A quick glance at the clock on the far wall told him it was nearly ten in the morning. He opened the door to the hall to check on the others. Shuffling came from his left, and he turned to find Amelia sitting against the wall outside another room. Her expression went from casual acknowledgement to a face of concern thinly veiled by confusion.
“A-are you okay?” she asked, standing up.
Allen’s brain fumbled for a moment. “Shit, I should have checked a mirror.” He hastily raked his hair back and rubbed his still-puffy eyes on a sleeve. “Just… allergies,” he said.
Amelia returned a blank, unamused look when Allen dropped his arm.
“…”
“What?”
Allen sighed, “nightmare,” he said in resignation.
The Healer looked away, seemingly arriving at some kind of understanding. She didn’t make any attempt to ask further of Allen, so he took a deep breath and changed the subject. “So um, are the others awake yet?”
Amelia hummed and made her way over to the next door down from her own. “Yes, everybody’s been awake,” she said. She reached out and knocked on the door three times before looking back at Allen with a tint of guilt in her eyes. “You can talk to me… if you want,” she said hesitantly.

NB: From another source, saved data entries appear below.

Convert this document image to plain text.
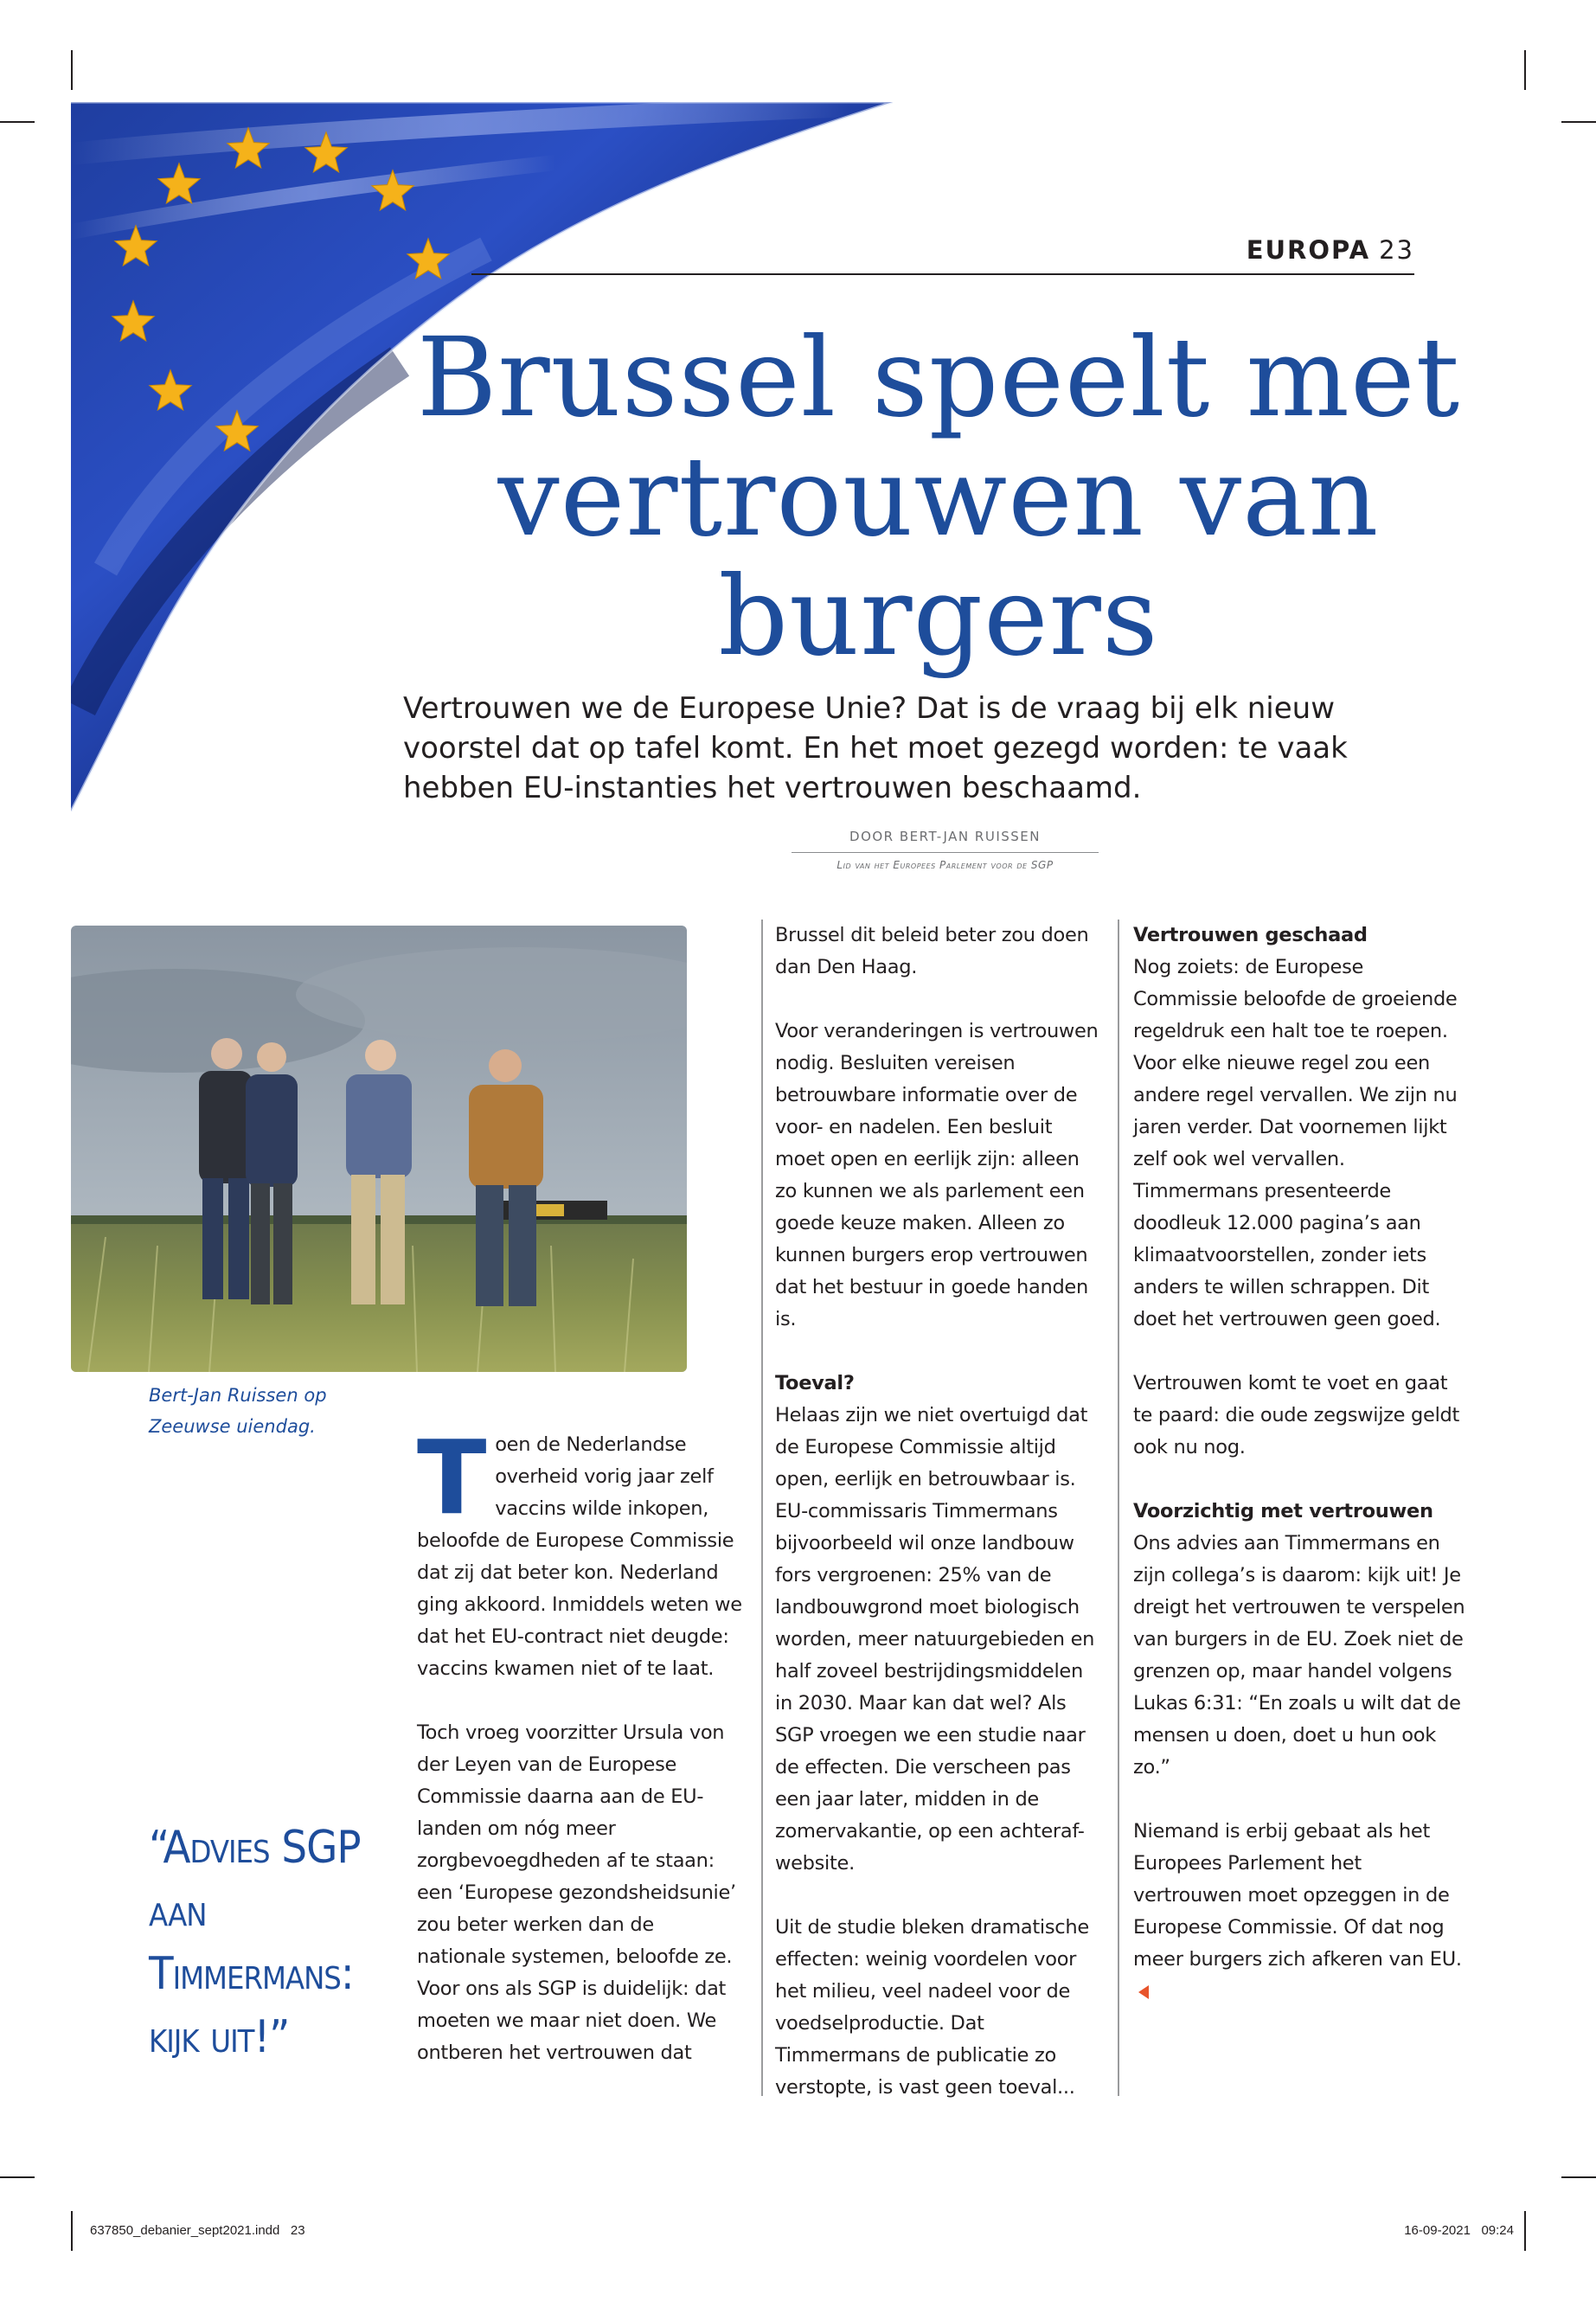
EUROPA 23
Brussel speelt met vertrouwen van burgers

Vertrouwen we de Europese Unie? Dat is de vraag bij elk nieuw voorstel dat op tafel komt. En het moet gezegd worden: te vaak hebben EU-instanties het vertrouwen beschaamd.

DOOR BERT-JAN RUISSEN
Lid van het Europees Parlement voor de SGP
Bert-Jan Ruissen op Zeeuwse uiendag.
“Advies SGP aan Timmermans: kijk uit!”
T oen de Nederlandse overheid vorig jaar zelf vaccins wilde inkopen, beloofde de Europese Commissie dat zij dat beter kon. Nederland ging akkoord. Inmiddels weten we dat het EU-contract niet deugde: vaccins kwamen niet of te laat.

Toch vroeg voorzitter Ursula von der Leyen van de Europese Commissie daarna aan de EU-landen om nóg meer zorgbevoegdheden af te staan: een ‘Europese gezondsheidsunie’ zou beter werken dan de nationale systemen, beloofde ze.

Voor ons als SGP is duidelijk: dat moeten we maar niet doen. We ontberen het vertrouwen dat

Brussel dit beleid beter zou doen dan Den Haag.

Voor veranderingen is vertrouwen nodig. Besluiten vereisen betrouwbare informatie over de voor- en nadelen. Een besluit moet open en eerlijk zijn: alleen zo kunnen we als parlement een goede keuze maken. Alleen zo kunnen burgers erop vertrouwen dat het bestuur in goede handen is.

Toeval?

Helaas zijn we niet overtuigd dat de Europese Commissie altijd open, eerlijk en betrouwbaar is. EU-commissaris Timmermans bijvoorbeeld wil onze landbouw fors vergroenen: 25% van de landbouwgrond moet biologisch worden, meer natuurgebieden en half zoveel bestrijdingsmiddelen in 2030. Maar kan dat wel? Als SGP vroegen we een studie naar de effecten. Die verscheen pas een jaar later, midden in de zomervakantie, op een achteraf-website.

Uit de studie bleken dramatische effecten: weinig voordelen voor het milieu, veel nadeel voor de voedselproductie. Dat Timmermans de publicatie zo verstopte, is vast geen toeval...

Vertrouwen geschaad

Nog zoiets: de Europese Commissie beloofde de groeiende regeldruk een halt toe te roepen. Voor elke nieuwe regel zou een andere regel vervallen. We zijn nu jaren verder. Dat voornemen lijkt zelf ook wel vervallen. Timmermans presenteerde doodleuk 12.000 pagina’s aan klimaatvoorstellen, zonder iets anders te willen schrappen. Dit doet het vertrouwen geen goed.

Vertrouwen komt te voet en gaat te paard: die oude zegswijze geldt ook nu nog.

Voorzichtig met vertrouwen

Ons advies aan Timmermans en zijn collega’s is daarom: kijk uit! Je dreigt het vertrouwen te verspelen van burgers in de EU. Zoek niet de grenzen op, maar handel volgens Lukas 6:31: “En zoals u wilt dat de mensen u doen, doet u hun ook zo.”

Niemand is erbij gebaat als het Europees Parlement het vertrouwen moet opzeggen in de Europese Commissie. Of dat nog meer burgers zich afkeren van EU.

637850_debanier_sept2021.indd   23	16-09-2021   09:24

Allen flashed a grin, “Thanks, but your pretty face is all the therapy I need.”
Amelia rolled her eyes as the door opened and the three others streamed out.
“A’ight, let’s fucking go!” Camila shouted for no reason. Allen winced as the Berker threw her head back and took a gulp of some hard liquor.
Ty groaned, “Gear first, then you can fight some shit.”
“I’m just as eager to level up as you are, but there’s no need to yell,” Christopher said, nimbly wheeling himself through the threshold.
Allen chuckled to himself and turned towards the double doors at the near end of the hall. “Alright, to the workshop, Shoam will find us there, I’ll bet.” Then, with a knock of his ring, the doors opened.